Abiotic vs. Biotic

The main difference between abiotic and biotic is that abiotic describes non-living and physical components that affect the ecosystems while biotic describes those living components that affect an ecosystem.

Comparison Chart

Basis Abiotic Biotic
Definition The non-living parts of an ecosystem are called abiotic or non-biotic components. The living parts of an ecosystem are called biotic components
Dependency Abiotic factors don’t rely on biotic factors to survive Biotic factors have to depend on abiotic factors to survive
Measurement The measurement of the abiotic factors is often objective The measurement of the biotic factors is often subjective
Affects Population, individual of a species, ecosystem, community and biosphere Biosphere, community, individual of a species, population, biome
Factors Help determine types and numbers of organisms able to exist in environment Living things that directly/indirectly affect organisms in environment
Attitudes Toward Change Non-ability to adapt to change Ability to adapt to change
Examples Sun. Light, temperature Skin, hair, organism, dead organism

What is Abiotic?

In an ecosystem, abiotic stands for those components that are non-living physical and chemical factors and affect the ecosystems. Abiotic components, for example, temperature, light, and soil can impact an animal species’ capacity to survive. Each species can get by inside a scope of each of these variables. This range is known as the species’ resistance range. Close to the upper and lower points of confinement of the tolerance range, people encounter stress. It will diminish their health and their rate of development and generation.

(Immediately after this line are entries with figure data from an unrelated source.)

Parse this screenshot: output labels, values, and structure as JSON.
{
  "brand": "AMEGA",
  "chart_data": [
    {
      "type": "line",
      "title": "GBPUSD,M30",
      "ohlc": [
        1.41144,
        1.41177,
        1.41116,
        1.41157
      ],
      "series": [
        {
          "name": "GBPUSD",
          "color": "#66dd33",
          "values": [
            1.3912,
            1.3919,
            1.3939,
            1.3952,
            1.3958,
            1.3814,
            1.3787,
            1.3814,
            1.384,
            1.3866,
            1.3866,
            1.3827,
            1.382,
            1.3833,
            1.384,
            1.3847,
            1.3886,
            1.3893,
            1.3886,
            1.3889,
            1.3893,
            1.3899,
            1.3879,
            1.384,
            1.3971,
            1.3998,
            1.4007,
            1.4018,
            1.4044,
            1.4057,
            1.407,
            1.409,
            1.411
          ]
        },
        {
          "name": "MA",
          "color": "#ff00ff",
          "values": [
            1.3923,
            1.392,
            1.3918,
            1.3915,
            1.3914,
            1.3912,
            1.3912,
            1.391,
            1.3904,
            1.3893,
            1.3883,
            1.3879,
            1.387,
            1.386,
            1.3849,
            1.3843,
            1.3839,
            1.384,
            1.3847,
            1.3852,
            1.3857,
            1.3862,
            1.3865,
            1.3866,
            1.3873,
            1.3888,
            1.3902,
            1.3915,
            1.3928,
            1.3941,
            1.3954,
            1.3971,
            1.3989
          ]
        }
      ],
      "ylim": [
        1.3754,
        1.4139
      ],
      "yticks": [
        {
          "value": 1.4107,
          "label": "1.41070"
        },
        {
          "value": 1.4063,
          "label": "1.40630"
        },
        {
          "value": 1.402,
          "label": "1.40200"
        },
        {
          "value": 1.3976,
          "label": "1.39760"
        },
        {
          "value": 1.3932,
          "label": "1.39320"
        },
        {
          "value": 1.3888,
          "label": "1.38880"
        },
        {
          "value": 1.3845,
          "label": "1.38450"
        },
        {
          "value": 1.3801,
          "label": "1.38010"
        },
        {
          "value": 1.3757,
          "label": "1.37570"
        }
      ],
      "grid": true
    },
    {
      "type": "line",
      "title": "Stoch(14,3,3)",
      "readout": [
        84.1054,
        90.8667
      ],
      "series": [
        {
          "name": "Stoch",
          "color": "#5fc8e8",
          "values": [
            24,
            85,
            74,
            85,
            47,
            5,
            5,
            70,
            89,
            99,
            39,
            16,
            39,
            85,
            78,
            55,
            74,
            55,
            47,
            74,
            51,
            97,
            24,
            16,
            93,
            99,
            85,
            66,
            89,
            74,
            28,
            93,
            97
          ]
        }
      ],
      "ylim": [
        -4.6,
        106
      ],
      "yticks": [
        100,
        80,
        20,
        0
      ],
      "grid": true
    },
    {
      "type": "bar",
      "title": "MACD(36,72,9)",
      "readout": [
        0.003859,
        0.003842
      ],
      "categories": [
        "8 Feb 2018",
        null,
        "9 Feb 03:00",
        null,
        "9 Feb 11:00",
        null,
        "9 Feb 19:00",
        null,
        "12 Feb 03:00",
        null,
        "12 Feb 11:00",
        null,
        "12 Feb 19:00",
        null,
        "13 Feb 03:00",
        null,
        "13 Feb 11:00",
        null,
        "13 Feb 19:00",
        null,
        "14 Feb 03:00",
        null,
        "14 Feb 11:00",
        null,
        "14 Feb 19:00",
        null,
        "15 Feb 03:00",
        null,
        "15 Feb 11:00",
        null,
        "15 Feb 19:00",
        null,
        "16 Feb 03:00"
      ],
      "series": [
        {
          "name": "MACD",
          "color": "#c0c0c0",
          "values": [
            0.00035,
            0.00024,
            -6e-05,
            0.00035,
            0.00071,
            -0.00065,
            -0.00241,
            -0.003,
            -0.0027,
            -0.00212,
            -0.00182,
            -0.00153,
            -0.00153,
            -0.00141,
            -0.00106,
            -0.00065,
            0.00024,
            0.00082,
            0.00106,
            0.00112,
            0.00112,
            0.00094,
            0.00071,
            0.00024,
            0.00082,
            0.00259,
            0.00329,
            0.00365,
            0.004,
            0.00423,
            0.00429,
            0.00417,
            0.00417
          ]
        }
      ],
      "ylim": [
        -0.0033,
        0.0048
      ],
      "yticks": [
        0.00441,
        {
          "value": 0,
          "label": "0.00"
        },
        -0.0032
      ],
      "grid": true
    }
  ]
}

Inside an animal species’ resistance range is an ideal range, inside which the species is best adjusted. Th e biggest and most beneficial populaces of an animal type will happen when conditions are within the typical range. Every species has a resilience run for each abiotic calculate. The key abiotic figures oceanic biological systems are the salt focus and the accessibility of daylight, oxygen, and supplements. Light is abundant in the clear shallow water yet quickly diminishes with expanding profundity. Oxygen fixation is most prominent close to the water’s surface since this is the place oxygen enters from the air and where most photosynthesis happens.

What is Biotic?

In biology and ecology, biotic refers to the living or once living components of a community or ecosystem. The commons examples of biotic are organisms such as animals and plants. Widely biotic may refer to various other aspects as well such as life, biology, biotic material, biotic potential and biotic energy. Generally, in an ecosystem, biotic factors determine the species’ success as compared to the abiotic factors that determine where a specific species can live.

There are many others key biotic factors that are involved in the interactions between individuals. Individuals are often in competition with members of their species and with other species. The biotic factors then compete with other resources such as light, food, space and mates. The key types and examples of species interactions in biotic factors are competition, predation, mutualism, parasitism, and commensalism. Biotic factors are capable of reproduction. Biotic factors largely depend on abiotic factors for their existence.

Key Differences between Abiotic and Biotic

  1. Abiotic factors often determine which species survive in a particular environment. In biotic factors, all organisms depend on others directly or directly for food, shelter, reproduction or protection.
  2. Abiotic factors determine where a particular species can live, whereas biotic factors often determine the species’ success.
  3. In abiotic, limiting factors in determining the upper limit on the size of a population is access to water while it is the availability of food in case of biotic factors.
  4. Abiotic factors are also called as environmental factors and include water, climate, and temperature. Biotic factors are subdivided as producers, consumers, and decomposers.
  5. The adverse effects have drastically affected the biotic components more as compared to the abiotic components.
  6. Abiotic sources are a non-renewable resource of energy while biotic resources are a renewable resource of energy.
  7. The examples of abiotic resources are plants and animals. The examples of biotic resources are soil, rocks, and minerals.
  8. Abiotic factors don’t rely on biotic factors to survive. While biotic factors have to rely on abiotic factors to survive.
  9. Biotic resources are living resources while abiotic resources are non-living resources.
  10. Examples of abiotic factors are light intensity, soil moisture level, soil pH and temperature. Examples of abiotic factors are a competition of environmental resources, parasitism, grazing, and predation.
  11. Abiotic factors measurement is more objective than biotic and less subjective as compared to the biotic factors.